• lütfi ömer akad da bir şekilde refiğ ve erksan kadar olmasa da (en azından onlar bu işin teorisi üzrerine yazdılar filan, akad geride durur nedense) ulusal sinema anlayışına uygun bir sinema yapmıştır. gerçi ışıkla karanlık arasında hatıralarında şimdilik ilk sayfalarda bahsi geçmiyor ama bence o da vardır anlayışın içinde. belki de fazla "iddialı" bir sinema olduğu için akad tevazu yapmış olabilir.
    (bkz: ulusal sinema kavgası)
  • ulusal sinema kavramı türk sineması söz konusu olduğunda 1966-67 yıllarında bilinçli bir biçimde kullanılmaya başlanmıştır. halit refiğ' bu yaklaşımın halk sineması gibi tabandan değil metin erksan, halit refiğ gibi yönetmenler ve türk film arşivigibi kurumlar tarafından teorisi yapılan bir sinema anlayışı olduğunu söyler. ulusal sinema kavgası (1971) kitabında bu kavramın bir yandan halk sinemasına, bir yandan da batı sineması hayranığına karşı bir tepkiden doğduğunu belirtir.
  • taşra sineması demektir. gerçek sanat, ulusal değil, evrenseldir.
  • türk düşünce tarihimizdeki fay hattının sinemadaki uzantısı tartışma konusu. halit refiğ'e göre ise bir "kavga".

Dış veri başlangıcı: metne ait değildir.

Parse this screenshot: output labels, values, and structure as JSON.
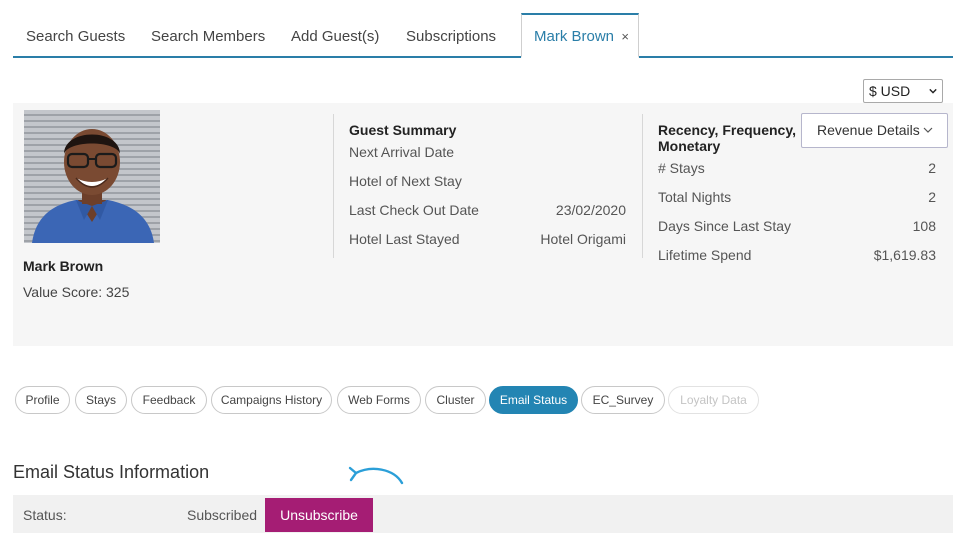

    taraflardan birisi "yüksel entelektüel" kaygı taşıyan, batıcı, modernist ve aydınlanmacı zümredir. diğeri ise bu anlayışa karşı çıkan, pergelin ucunun kendi kültürümüze batırılması gerektiğini savunan "milliciler"dir.

    ilk zümre ve savunduğu anlayış hep "ana akım" olagelmiştir. siyaseten de hep pohpohlanmış ve destek görmüştür. bugün dahi kültürel anlamda nüfuz güçlerini muhafaza etmektedirler.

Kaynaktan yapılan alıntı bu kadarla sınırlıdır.